候補公認を巡る献金疑惑の中心的容疑者である金景(キム・ギョン)ソウル市議が11日に帰国した中、警察による捜査対応に差があるとする論議が起きている。法曹界からは「警察は事件によって異なる物差しを使っているのではないか」との指摘が出ている。
【写真】「死者に対する狂った名誉毀損」 李在明大統領の投稿翌日に捜査が急展開
■大統領発言の1日後に集中捜査、与党疑惑は対応後手
最近の警察による捜査スピードは事件の性格によって明らかに異なった。警察は今月7日、平和の少女像(慰安婦少女像)を毀損した疑いが持たれている市民団体「慰安婦法廃止国民行動」のキム・ビョンホン代表が告発された事件の捜査をソウル瑞草署に集約し、内偵に着手したことを明らかにした。これまで慶尚南道梁山署で捜査中だった事件などを瑞草署に集約した格好だ。これは李在明(イ・ジェミョン)大統領がソーシャルメディア(SNS)でキム代表の行為を「死者に対する狂った名誉毀損」だとして強く批判した翌日に取られた措置だ。

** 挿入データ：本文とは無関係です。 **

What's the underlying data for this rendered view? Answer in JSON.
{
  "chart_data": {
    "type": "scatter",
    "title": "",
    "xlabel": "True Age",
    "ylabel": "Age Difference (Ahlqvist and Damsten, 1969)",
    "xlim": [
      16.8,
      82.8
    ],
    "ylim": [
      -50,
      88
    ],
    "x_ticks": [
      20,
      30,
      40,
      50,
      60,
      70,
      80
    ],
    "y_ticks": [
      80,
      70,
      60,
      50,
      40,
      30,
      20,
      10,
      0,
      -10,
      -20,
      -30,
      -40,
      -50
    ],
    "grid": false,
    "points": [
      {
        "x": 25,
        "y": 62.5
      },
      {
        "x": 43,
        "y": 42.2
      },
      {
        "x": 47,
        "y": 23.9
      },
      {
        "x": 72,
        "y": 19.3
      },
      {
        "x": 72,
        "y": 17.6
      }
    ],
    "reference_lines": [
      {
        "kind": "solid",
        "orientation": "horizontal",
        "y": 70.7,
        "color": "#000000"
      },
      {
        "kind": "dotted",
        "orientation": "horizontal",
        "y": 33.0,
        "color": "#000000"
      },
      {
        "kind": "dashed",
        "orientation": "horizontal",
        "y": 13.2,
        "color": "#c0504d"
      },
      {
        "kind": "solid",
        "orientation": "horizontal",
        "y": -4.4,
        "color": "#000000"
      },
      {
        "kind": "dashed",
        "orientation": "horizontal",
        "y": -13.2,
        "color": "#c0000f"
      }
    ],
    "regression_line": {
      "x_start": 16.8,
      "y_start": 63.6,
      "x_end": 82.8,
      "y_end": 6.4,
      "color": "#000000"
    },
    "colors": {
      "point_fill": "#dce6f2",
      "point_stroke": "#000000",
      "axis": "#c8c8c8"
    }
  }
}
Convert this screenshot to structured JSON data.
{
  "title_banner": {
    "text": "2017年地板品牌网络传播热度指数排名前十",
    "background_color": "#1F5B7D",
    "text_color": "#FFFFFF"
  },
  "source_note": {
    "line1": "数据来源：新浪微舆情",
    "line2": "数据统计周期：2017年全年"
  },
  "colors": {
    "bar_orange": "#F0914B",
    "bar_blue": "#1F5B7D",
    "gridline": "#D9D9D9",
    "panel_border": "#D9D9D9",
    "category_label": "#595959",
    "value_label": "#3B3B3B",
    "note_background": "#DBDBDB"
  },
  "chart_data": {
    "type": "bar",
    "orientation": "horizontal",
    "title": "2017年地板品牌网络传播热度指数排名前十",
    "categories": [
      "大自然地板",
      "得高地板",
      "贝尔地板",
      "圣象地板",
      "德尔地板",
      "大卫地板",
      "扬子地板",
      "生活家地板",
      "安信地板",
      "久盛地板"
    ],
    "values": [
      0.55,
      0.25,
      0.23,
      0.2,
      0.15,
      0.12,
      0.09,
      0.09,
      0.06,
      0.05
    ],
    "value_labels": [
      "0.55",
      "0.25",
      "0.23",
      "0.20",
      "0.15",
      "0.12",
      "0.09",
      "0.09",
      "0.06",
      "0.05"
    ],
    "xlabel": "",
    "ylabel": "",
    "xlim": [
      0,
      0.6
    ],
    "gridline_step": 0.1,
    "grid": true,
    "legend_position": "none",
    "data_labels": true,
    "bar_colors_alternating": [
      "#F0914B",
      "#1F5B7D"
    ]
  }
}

これに対し、金炳基(キム・ビョンギ)国会議員(共に民主党)、姜仙祐(カン・ソンウ)国会議員(共に民主党を除名、現在無所属)の疑惑に対する捜査は「対応が遅い」として論議を呼んだ。金議員の元秘書らが昨年11月、候補公認を巡る秘密資金を暴露する嘆願書を警察に提出したにもかかわらず、事件の割り当て行わなかった。警察は先月、関連する告発が殺到し、事件を裏付ける両議員の録音記録まで公開された段階になって、年始にようやく事件をソウル警察庁公共犯罪捜査隊に割り当てた。その間、疑惑の中心にいる金市議は子女に会うためとして米国に出国した。警察は金市議の帰国まで強制捜査を行わず、告発人、参考人に出頭を求める基礎的な取り調べだけを行った。大統領の関心事案にはすぐに反応する一方で、与党関係者の不正疑惑には捜査の進展が遅いとの指摘を受けたわけだ。